The different ways in which an ethical Waste Management may be able to more fully focus on cost, client attention, and over-all company enhancement is by, “organize(ing) around its various processes instead of its traditional functional, product, and geographic boundaries” (Kaplan, 2006). There are other ways in which Waste Management can further assist both business and clientele as Kaplan states further, “”virtual” and “networked” organizations operating across traditional boundaries and the “Velcro organization,” a company capable of being pulled apart and reassembled in new ways to respond to changing opportunities”.
The source of someone doing something unethical is brought about by unlimited desire. Something that goes unmitigated becomes possessive of that person and they in turn want, and want, without satiation, as Rimback states, “Our leaders, peers and subordinates expect nothing more than an honest attempt to do the right thing, to make the right call during moments of controversy and challenge.
Our duties are too important to do otherwise. Our mission can only be performed by professionals who possess the highest ethical standards. It’s those standards that ensure we do our duty even when the times get tough. “ This is how bad government begins and how poor working environments are conducted. Unethical behavior overtakes the rational (part seeking truth, and reason) of the person resulting in moral weakness.
It is not then self-interest that led Dean Buntrock to unethical behavior, and there is a definite equilibrium between the allowance of each part of a person guided by reason, and asceticism; in the scandal of Waste Management, ethics were not followed, and this is were Dean failed as a leader of his company. Without the guidance of moral reason then a state of chaos and extreme corruptive environments ensue entailing the forced hand of the SEC and the further depreciation of moral code and faith the clients had in their company.
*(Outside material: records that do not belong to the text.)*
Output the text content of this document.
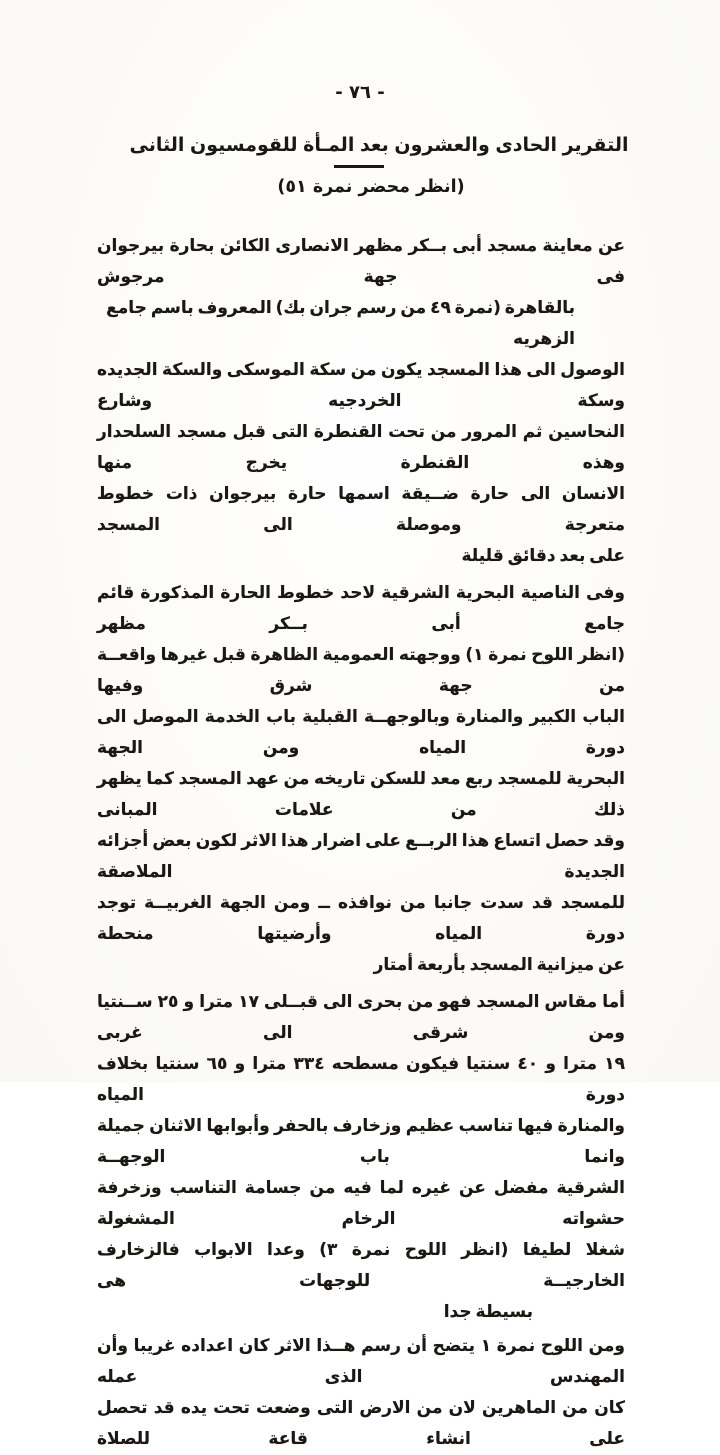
- ٧٦ -
التقرير الحادى والعشرون بعد المـأة للقومسيون الثانى
(انظر محضر نمرة ٥١)
عن معاينة مسجد أبى بــكر مظهر الانصارى الكائن بحارة بيرجوان فى جهة مرجوش
بالقاهرة (نمرة ٤٩ من رسم جران بك) المعروف باسم جامع الزهريه
الوصول الى هذا المسجد يكون من سكة الموسكى والسكة الجديده وسكة الخردجيه وشارع
النحاسين ثم المرور من تحت القنطرة التى قبل مسجد السلحدار وهذه القنطرة يخرج منها
الانسان الى حارة ضــيقة اسمها حارة بيرجوان ذات خطوط متعرجة وموصلة الى المسجد
على بعد دقائق قليلة
وفى الناصية البحرية الشرقية لاحد خطوط الحارة المذكورة قائم جامع أبى بــكر مظهر
(انظر اللوح نمرة ١) ووجهته العمومية الظاهرة قبل غيرها واقعــة من جهة شرق وفيها
الباب الكبير والمنارة وبالوجهــة القبلية باب الخدمة الموصل الى دورة المياه ومن الجهة
البحرية للمسجد ربع معد للسكن تاريخه من عهد المسجد كما يظهر ذلك من علامات المبانى
وقد حصل اتساع هذا الربــع على اضرار هذا الاثر لكون بعض أجزائه الجديدة الملاصقة
للمسجد قد سدت جانبا من نوافذه ــ ومن الجهة الغربيــة توجد دورة المياه وأرضيتها منحطة
عن ميزانية المسجد بأربعة أمتار
أما مقاس المسجد فهو من بحرى الى قبــلى ١٧ مترا و ٢٥ ســنتيا ومن شرقى الى غربى
١٩ مترا و ٤٠ سنتيا فيكون مسطحه ٣٣٤ مترا و ٦٥ سنتيا بخلاف دورة المياه
والمنارة فيها تناسب عظيم وزخارف بالحفر وأبوابها الاثنان جميلة وانما باب الوجهــة
الشرقية مفضل عن غيره لما فيه من جسامة التناسب وزخرفة حشواته الرخام المشغولة
شغلا لطيفا (انظر اللوح نمرة ٣) وعدا الابواب فالزخارف الخارجيــة للوجهات هى
بسيطة جدا
ومن اللوح نمرة ١ يتضح أن رسم هــذا الاثر كان اعداده غريبا وأن المهندس الذى عمله
كان من الماهرين لان من الارض التى وضعت تحت يده قد تحصل على انشاء قاعة للصلاة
This is how a corporation should not be led. Proper conduct is essential and without ethics the work place becomes uncooperative and this leads to bad performance. The concern of making a better working environment for Waste Management would involve firing the employees who were directly related to the incident and in order to reinstall faith of the client with the company a new leader or CEO would take over the business and run it with proper ethical standards at the forefront of the business actions.
In issues of business ethics there are a myriad of examples of exceptions to the rules, but in general, a strong ethical approach to business ensures a well kept working environment. As such, workers will be content in their place in the corporation, and mangers will remain ethical in their decision making where the worker is involved, both in the hiring phase as well as the actual working phase or employment. Also, what is true for the individual in regards to ground rules is true for the group; rules apply to both without exception.
Therefore, no one feels as though others are receiving special privileges, and no one is discriminated against. If one worker has to work overtime, then the group has to work mandatory overtime.